We don't have $\lim\limits_{s\to\infty} g(s) = 0$, however, $g$ has poles of order $2$ at $\frac{2\pi ik}{a}$ for $k\in \mathbb{Z}$, thus Jordan's lemma cannot be (directly) used, we need to take a different approach. To find appropriate contours, we must look at the behaviour of $\sinh$. We have
$$\lvert \sinh (x+iy)\rvert^2 = \lvert \sinh x \cos y + i\sin y \cosh x\rvert^2 = \sinh^2 x \cos^y + \cosh^2 x\sin^2 y = \sinh^2 x + \sin^2 y,$$
so on the lines $\operatorname{Re} s = \pm R$, we have
$$\lvert g(s)\rvert \leqslant \frac{a^2}{4\sinh^2\frac{aR}{2}} + \frac{1}{R^2}$$
and thus
$$\biggl\lvert \int_0^Y e^{-i\Omega(\pm R - it)} g(\pm R - it)\,dt\biggr\rvert \leqslant \biggl(\frac{a^2}{4\sinh^2\frac{aR}{2}} + \frac{1}{R^2}\biggr)\cdot \int_0^Y e^{-\Omega t}\,dt \leqslant \frac{1}{\Omega}\biggl(\frac{a^2}{4\sinh^2\frac{aR}{2}} + \frac{1}{R^2}\biggr).$$
The right hand side tends to $0$ as $R\to \infty$. If $y_k = \frac{(1-2k)\pi}{a}$, then we have $\lvert\sinh^2 \frac{as}{2}\rvert \geqslant \sin^2 \frac{ay_k}{2} = 1$ for $\operatorname{Im} s = y_k$, and therefore
$$\biggl\lvert \int_{-R}^R e^{-i\Omega(t+iy_k)} g(t+ iy_k)\,dt\biggr\rvert \leqslant \biggl(\frac{a^2}{4} + \frac{1}{y_k^2}\biggr)\cdot 2R\cdot e^{\Omega y_k}.$$
Given any fixed $R$, the right hand side tends to $0$ as $k \to +\infty$.
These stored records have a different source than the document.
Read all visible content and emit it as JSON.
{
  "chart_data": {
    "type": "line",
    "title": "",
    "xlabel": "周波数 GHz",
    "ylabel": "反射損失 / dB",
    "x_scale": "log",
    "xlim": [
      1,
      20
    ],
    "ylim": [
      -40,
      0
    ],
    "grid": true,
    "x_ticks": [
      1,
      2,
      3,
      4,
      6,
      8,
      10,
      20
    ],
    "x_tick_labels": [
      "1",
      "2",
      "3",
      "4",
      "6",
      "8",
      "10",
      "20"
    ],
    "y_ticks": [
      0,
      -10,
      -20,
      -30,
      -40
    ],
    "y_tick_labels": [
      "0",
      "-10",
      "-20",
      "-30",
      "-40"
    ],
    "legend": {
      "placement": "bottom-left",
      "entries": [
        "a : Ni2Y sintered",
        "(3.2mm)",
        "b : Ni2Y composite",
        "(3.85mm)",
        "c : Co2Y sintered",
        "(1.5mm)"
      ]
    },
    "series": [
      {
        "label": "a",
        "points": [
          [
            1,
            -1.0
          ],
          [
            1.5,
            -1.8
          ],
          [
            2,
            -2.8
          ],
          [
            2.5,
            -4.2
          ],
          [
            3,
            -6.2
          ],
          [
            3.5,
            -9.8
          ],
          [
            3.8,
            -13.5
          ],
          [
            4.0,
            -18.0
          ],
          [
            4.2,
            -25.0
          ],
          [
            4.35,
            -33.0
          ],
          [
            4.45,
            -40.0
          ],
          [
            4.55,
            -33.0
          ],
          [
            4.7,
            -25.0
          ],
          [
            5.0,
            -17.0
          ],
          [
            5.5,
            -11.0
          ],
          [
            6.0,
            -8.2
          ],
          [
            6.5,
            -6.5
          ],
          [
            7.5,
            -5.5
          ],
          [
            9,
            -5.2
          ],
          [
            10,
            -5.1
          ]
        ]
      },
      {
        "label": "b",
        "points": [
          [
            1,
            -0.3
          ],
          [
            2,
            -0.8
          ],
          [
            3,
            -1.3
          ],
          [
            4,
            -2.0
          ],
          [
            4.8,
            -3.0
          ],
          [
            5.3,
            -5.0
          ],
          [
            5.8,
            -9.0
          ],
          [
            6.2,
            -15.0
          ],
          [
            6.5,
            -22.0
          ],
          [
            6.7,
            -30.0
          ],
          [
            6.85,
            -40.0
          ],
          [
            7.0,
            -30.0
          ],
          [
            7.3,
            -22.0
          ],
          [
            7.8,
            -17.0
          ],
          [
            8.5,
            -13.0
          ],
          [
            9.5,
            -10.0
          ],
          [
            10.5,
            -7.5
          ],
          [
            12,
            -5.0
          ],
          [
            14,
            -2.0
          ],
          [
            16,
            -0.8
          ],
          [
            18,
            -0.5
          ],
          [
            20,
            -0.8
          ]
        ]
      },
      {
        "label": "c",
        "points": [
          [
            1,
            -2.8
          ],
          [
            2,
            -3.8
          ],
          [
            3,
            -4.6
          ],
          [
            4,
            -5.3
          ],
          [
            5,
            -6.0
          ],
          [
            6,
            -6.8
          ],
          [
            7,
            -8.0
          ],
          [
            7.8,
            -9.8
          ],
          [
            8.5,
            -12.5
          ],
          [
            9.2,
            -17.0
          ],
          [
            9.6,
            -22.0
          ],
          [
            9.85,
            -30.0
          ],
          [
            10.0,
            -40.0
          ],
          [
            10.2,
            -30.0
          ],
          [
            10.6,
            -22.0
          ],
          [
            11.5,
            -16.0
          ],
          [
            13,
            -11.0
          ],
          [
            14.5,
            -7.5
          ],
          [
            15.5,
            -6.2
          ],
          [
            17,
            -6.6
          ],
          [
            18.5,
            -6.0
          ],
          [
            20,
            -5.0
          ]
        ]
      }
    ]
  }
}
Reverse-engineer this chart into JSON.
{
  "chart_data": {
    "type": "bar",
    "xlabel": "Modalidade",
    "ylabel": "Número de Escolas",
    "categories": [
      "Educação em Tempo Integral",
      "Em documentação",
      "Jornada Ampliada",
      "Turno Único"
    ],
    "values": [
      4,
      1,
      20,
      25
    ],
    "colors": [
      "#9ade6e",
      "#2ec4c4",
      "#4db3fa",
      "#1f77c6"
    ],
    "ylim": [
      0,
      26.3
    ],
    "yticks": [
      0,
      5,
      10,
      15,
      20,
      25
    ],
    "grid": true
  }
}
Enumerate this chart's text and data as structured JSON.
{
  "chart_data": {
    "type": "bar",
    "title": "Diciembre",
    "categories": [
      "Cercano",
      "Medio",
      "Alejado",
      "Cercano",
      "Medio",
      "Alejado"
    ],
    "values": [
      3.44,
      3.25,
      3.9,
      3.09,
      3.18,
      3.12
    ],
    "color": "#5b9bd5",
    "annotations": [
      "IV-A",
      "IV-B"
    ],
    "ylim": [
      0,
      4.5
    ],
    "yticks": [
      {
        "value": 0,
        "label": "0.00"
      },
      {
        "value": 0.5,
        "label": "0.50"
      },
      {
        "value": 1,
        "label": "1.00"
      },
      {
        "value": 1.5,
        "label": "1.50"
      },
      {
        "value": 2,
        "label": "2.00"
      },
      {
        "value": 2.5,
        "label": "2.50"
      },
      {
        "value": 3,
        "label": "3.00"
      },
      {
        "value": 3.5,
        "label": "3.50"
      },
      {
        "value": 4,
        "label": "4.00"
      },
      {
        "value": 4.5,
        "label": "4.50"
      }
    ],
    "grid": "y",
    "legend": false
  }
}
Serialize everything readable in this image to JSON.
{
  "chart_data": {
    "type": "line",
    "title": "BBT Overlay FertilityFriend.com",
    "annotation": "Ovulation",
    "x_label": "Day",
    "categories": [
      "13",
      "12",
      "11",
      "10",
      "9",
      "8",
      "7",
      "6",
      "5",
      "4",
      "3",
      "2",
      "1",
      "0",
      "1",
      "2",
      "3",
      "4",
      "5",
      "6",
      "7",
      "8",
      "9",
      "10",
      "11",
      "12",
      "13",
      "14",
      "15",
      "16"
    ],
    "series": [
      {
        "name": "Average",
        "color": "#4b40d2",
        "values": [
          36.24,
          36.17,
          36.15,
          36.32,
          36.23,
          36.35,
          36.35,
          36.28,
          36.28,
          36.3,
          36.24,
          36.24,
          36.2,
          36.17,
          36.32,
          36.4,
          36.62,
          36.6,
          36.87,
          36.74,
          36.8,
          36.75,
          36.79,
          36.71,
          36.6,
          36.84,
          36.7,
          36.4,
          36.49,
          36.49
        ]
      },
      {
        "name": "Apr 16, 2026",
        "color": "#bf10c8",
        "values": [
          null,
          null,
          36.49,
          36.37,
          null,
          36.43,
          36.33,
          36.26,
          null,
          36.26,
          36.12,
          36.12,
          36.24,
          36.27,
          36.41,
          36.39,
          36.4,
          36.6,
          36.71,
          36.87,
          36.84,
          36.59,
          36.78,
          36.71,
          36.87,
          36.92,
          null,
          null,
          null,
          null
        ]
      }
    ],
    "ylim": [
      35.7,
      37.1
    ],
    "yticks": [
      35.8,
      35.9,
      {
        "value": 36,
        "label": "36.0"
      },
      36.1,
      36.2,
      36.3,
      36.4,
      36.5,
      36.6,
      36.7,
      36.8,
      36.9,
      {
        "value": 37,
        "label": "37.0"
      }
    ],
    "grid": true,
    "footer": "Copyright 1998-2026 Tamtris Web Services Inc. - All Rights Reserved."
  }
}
The integrand has poles in $z_n = \frac{-2\pi in}{a}$, $n\in \mathbb{Z}\setminus \{0\}$, and $y_k < \operatorname{Im} z_n < 0 \iff 0 < n \leqslant k$, so by the residue theorem, if $C_{R,k}$ denotes the rectangular contour with vertices $-R, R, R+ iy_k, -R+iy_k$, we have
$$\int_{C_{R,k}} e^{-i\Omega s}g(s)\,ds = -2\pi i \sum_{n = 1}^k \operatorname{Res}\bigl(e^{-i\Omega s} g(s); z_n\bigr).$$
Letting $R$ and $k$ tend to $+\infty$ in a suitable way (so that $R e^{\Omega y_k} \to 0$), we obtain
$$\int_{-\infty}^\infty e^{-i\Omega s} g(s)\,ds = - 2\pi i\sum_{n=1}^\infty \operatorname{Res}\bigl(e^{-i\Omega s} g(s); z_n\bigr).$$
It remains to find the residues. Due to the periodicity of $\sinh$, the coefficients of Laurent expansion of $\dfrac{a^2}{4\sinh^2 \frac{as}{2}}$ around $z_n$ are the same for all $n$, and hence
$$\operatorname{Res}\bigl(e^{-i\Omega s}g(s); z_n\bigr) = \operatorname{Res} \biggl(e^{-i\Omega s}\frac{a^2}{4\sinh^2\frac{as}{2}}; z_n\biggr) = e^{-i\Omega z_n}\operatorname{Res}\biggl(e^{-i\Omega s}\frac{a^2}{4\sinh^2\frac{as}{2}}; 0\biggr).$$
At $0$, we know the expansion is $e^{-i\Omega s} \bigl(\frac{1}{s^2} + h(s)\bigr)$ with a holomorphic $h$, so the residue there is $-i\Omega$ and
$$\int_{-\infty}^\infty e^{-i\Omega s} g(s)\,ds = -2\pi\Omega \sum_{n=1}^\infty e^{-i\Omega z_n} = -2\pi\Omega \frac{e^{-i\Omega z_1}}{1-e^{-i\Omega z_1}} = -\frac{2\pi\Omega}{e^{\frac{2\pi\Omega}{a}}-1},$$
since $e^{-i\Omega z_n} = \bigl(e^{-i\Omega z_1}\bigr)^n$ and $i\Omega z_1 = \frac{2\pi \Omega}{a}$.